Question

How do you solve $3{{x}^{2}}+4x-3=0$ using the quadratic formula?

Answer 1

Hint: As the given is the quadratic equation and we have to solve it by using the quadratic formula. So we know that for a equation of the form $a{{x}^{2}}+bx+c=0$ the quadratic formula is given as $x=\dfrac{-b\pm \sqrt{{{b}^{2}}-4ac}}{2a}$ . by substituting the values and solving further we get the desired answer.
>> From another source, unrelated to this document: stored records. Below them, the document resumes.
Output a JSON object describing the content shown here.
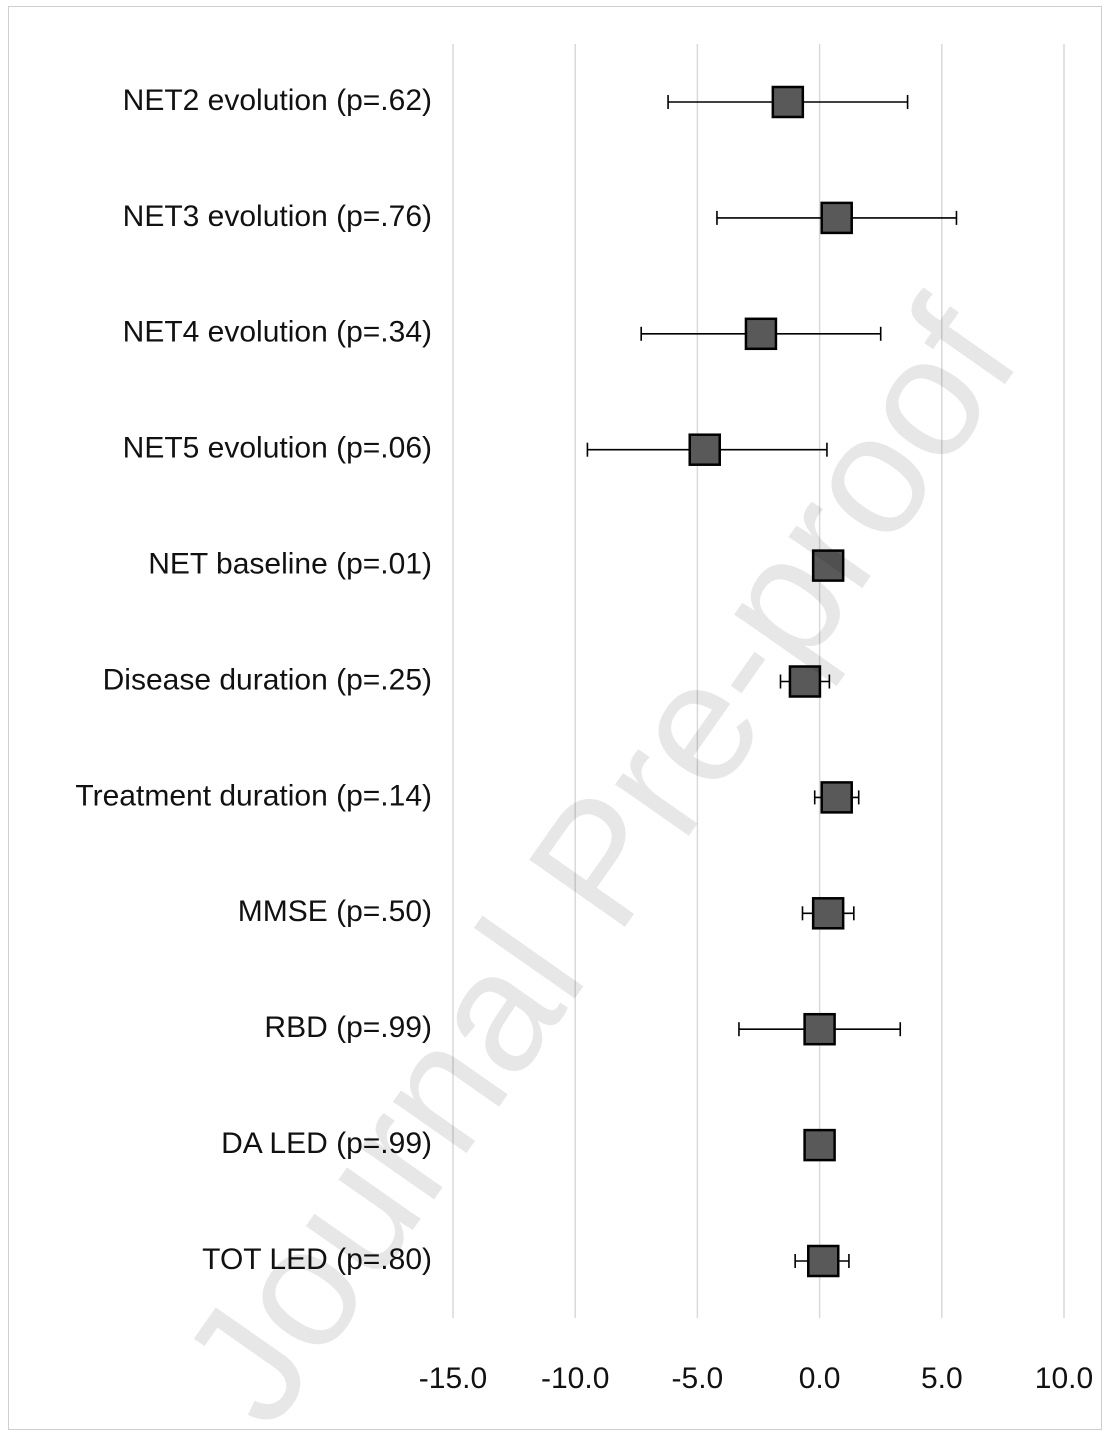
{
  "chart_data": {
    "type": "forest",
    "categories": [
      "NET2 evolution (p=.62)",
      "NET3 evolution (p=.76)",
      "NET4 evolution (p=.34)",
      "NET5 evolution (p=.06)",
      "NET baseline (p=.01)",
      "Disease duration (p=.25)",
      "Treatment duration (p=.14)",
      "MMSE (p=.50)",
      "RBD (p=.99)",
      "DA LED (p=.99)",
      "TOT LED (p=.80)"
    ],
    "estimates": [
      -1.3,
      0.7,
      -2.4,
      -4.7,
      0.35,
      -0.6,
      0.7,
      0.35,
      0.0,
      0.0,
      0.15
    ],
    "ci_low": [
      -6.2,
      -4.2,
      -7.3,
      -9.5,
      0.35,
      -1.6,
      -0.2,
      -0.7,
      -3.3,
      0.0,
      -1.0
    ],
    "ci_high": [
      3.6,
      5.6,
      2.5,
      0.3,
      0.35,
      0.4,
      1.6,
      1.4,
      3.3,
      0.0,
      1.2
    ],
    "x_ticks": [
      -15.0,
      -10.0,
      -5.0,
      0.0,
      5.0,
      10.0
    ],
    "x_tick_labels": [
      "-15.0",
      "-10.0",
      "-5.0",
      "0.0",
      "5.0",
      "10.0"
    ],
    "xlim": [
      -15.0,
      10.0
    ],
    "grid": "vertical",
    "title": "",
    "xlabel": "",
    "ylabel": "",
    "marker": "square",
    "marker_color": "#595959",
    "grid_color": "#d9d9d9"
  },
  "watermark": "Journal Pre-proof"
}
Complete step-by-step solution:
We have been given an equation $3{{x}^{2}}+4x-3=0$.
We have to solve the given equation by using the quadratic formula.
The name quad means square as the variable has power two so the given equation is quadratic equation. We know that quadratic formula for the general equation $a{{x}^{2}}+bx+c=0$ is given as $x=\dfrac{-b\pm \sqrt{{{b}^{2}}-4ac}}{2a}$.
Now, by comparing the given equation with general equation we get the values
$a=3,b=4,c=-3$
Now, substituting the values in the formula we will get
$\Rightarrow x=\dfrac{-4\pm \sqrt{{{4}^{2}}-4\times 3\times \left( -3 \right)}}{2\times 3}$
Now, simplifying the above equation we will get
$\begin{align}
  & \Rightarrow x=\dfrac{-4\pm \sqrt{16+36}}{6} \\
 & \Rightarrow x=\dfrac{-4\pm \sqrt{52}}{6} \\
\end{align}$
Now, simplifying the above obtained equation we will get
$\Rightarrow x=\dfrac{-4\pm 4\sqrt{13}}{6}$
Taking the common terms out and simplifying further we will get
$\Rightarrow x=\dfrac{-2\pm 2\sqrt{13}}{3}$
Hence we get the solution of given quadratic equation as $x=\dfrac{-2+2\sqrt{13}}{3},\dfrac{-2-2\sqrt{13}}{3}$.

Note: The value of x is the solution of the quadratic equation also known as the roots of the equation. The roots of the quadratic equation can be real numbers or complex numbers. As the degree of the given equation is two so the equation has two solutions i.e. two values of x. Also if the method is not mentioned in the question we can solve the quadratic equation by using completing the square method or by split middle term method.